Volume 9, Number 12, December 2018, pages 406-408

Pancreatic Neuroendocrine Tumor Invading the Stomach and Spleen: A Case Report

Eric Gladstonea, c, Juskaran Chadhab

aDepartment of Medicine, Lenox Hill Hospital, New York, NY, USA
bDepartment of Hematology and Oncology, Lenox Hill Hospital, New York, NY, USA
cCorresponding Author: Eric Gladstone, Department of Medicine, Lenox Hill Hospital, New York, NY, USA

Manuscript submitted November 13, 2018, accepted November 21, 2018
Short title: PNET Invading the Stomach and Spleen
doi: https://doi.org/10.14740/jmc3216


Pancreatic neuroendocrine tumors are a rare group of heterogeneous neoplasms. Approximately half have metastasized by the time of diagnosis, most commonly to the liver. We present the case of an 88-year-old female who presented with syncope. Imaging revealed a large pancreatic mass. She was found to have a pancreatic neuroendocrine tumor directly invading the stomach and spleen with liver and lymph node metastases. This case demonstrates the rare occurrence of gastric invasion by a pancreatic neuroendocrine tumor.

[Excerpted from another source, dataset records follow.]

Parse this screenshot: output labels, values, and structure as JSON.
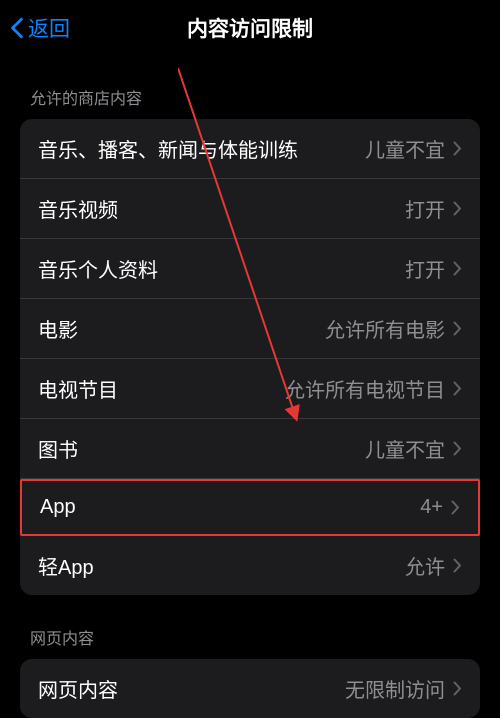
{
  "header": {
    "back_label": "返回",
    "title": "内容访问限制"
  },
  "sections": {
    "store": {
      "header": "允许的商店内容",
      "items": [
        {
          "label": "音乐、播客、新闻与体能训练",
          "value": "儿童不宜"
        },
        {
          "label": "音乐视频",
          "value": "打开"
        },
        {
          "label": "音乐个人资料",
          "value": "打开"
        },
        {
          "label": "电影",
          "value": "允许所有电影"
        },
        {
          "label": "电视节目",
          "value": "允许所有电视节目"
        },
        {
          "label": "图书",
          "value": "儿童不宜"
        },
        {
          "label": "App",
          "value": "4+"
        },
        {
          "label": "轻App",
          "value": "允许"
        }
      ]
    },
    "web": {
      "header": "网页内容",
      "items": [
        {
          "label": "网页内容",
          "value": "无限制访问"
        }
      ]
    }
  }
}
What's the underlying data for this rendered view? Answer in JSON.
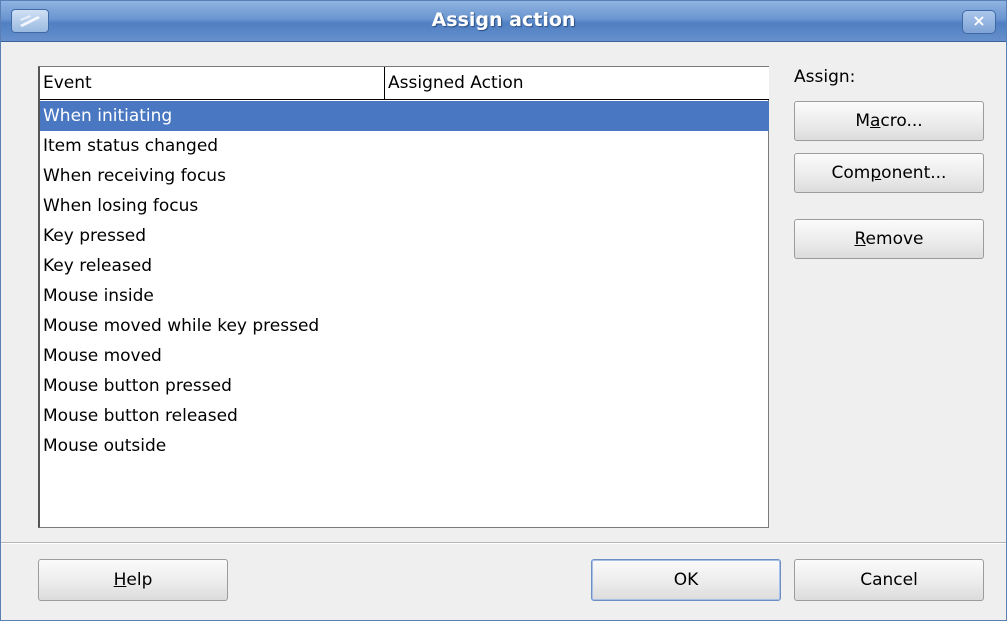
{
  "window": {
    "title": "Assign action",
    "close_symbol": "×",
    "app_icon": "app-icon"
  },
  "list": {
    "columns": [
      "Event",
      "Assigned Action"
    ],
    "selected_index": 0,
    "rows": [
      {
        "event": "When initiating",
        "action": ""
      },
      {
        "event": "Item status changed",
        "action": ""
      },
      {
        "event": "When receiving focus",
        "action": ""
      },
      {
        "event": "When losing focus",
        "action": ""
      },
      {
        "event": "Key pressed",
        "action": ""
      },
      {
        "event": "Key released",
        "action": ""
      },
      {
        "event": "Mouse inside",
        "action": ""
      },
      {
        "event": "Mouse moved while key pressed",
        "action": ""
      },
      {
        "event": "Mouse moved",
        "action": ""
      },
      {
        "event": "Mouse button pressed",
        "action": ""
      },
      {
        "event": "Mouse button released",
        "action": ""
      },
      {
        "event": "Mouse outside",
        "action": ""
      }
    ]
  },
  "assign": {
    "label": "Assign:",
    "macro": {
      "pre": "M",
      "mnemonic": "a",
      "post": "cro..."
    },
    "component": {
      "pre": "Com",
      "mnemonic": "p",
      "post": "onent..."
    },
    "remove": {
      "pre": "",
      "mnemonic": "R",
      "post": "emove"
    }
  },
  "footer": {
    "help": {
      "pre": "",
      "mnemonic": "H",
      "post": "elp"
    },
    "ok": "OK",
    "cancel": "Cancel"
  },
  "colors": {
    "selection": "#4a77c2",
    "titlebar": "#6a95d0"
  }
}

Keywords: Pancreatic neuroendocrine tumor; Invasion; Spleen; Stomach; Multivisceral resection


Pancreatic neuroendocrine tumors (PNETs) arise from the hormone-secreting islet cells, and account for 1-2% of all pancreatic neoplasms. The most common site of PNET metastases is to the lymph nodes at 50%, followed by liver at 30% [1]. Liver metastasis is the most common cause of death in PNET. Metastasis to the spleen is observed in 10% [1]. Gastric involvement is less common and the precise incidence is not reported. We present the case of a PNET invading both the stomach and spleen.

Case Report▴Top 

An 88-year-old female with a past medical history of diet-controlled type 2 diabetes mellitus, hypothyroidism, hyperlipidemia, osteoporosis and unknown cardiac arrhythmia presented to the emergency department (ED) for witnessed syncopal episode. She was found to have orthostatic hypotension in the setting of poor PO intake. She reported 2 years of intermittent, non-localized abdominal discomfort without other associated gastrointestinal (GI) symptoms. Fifteen months prior she had a CT abdomen at an outside facility which she reported showed a small abdominal “lesion” that was never fully investigated.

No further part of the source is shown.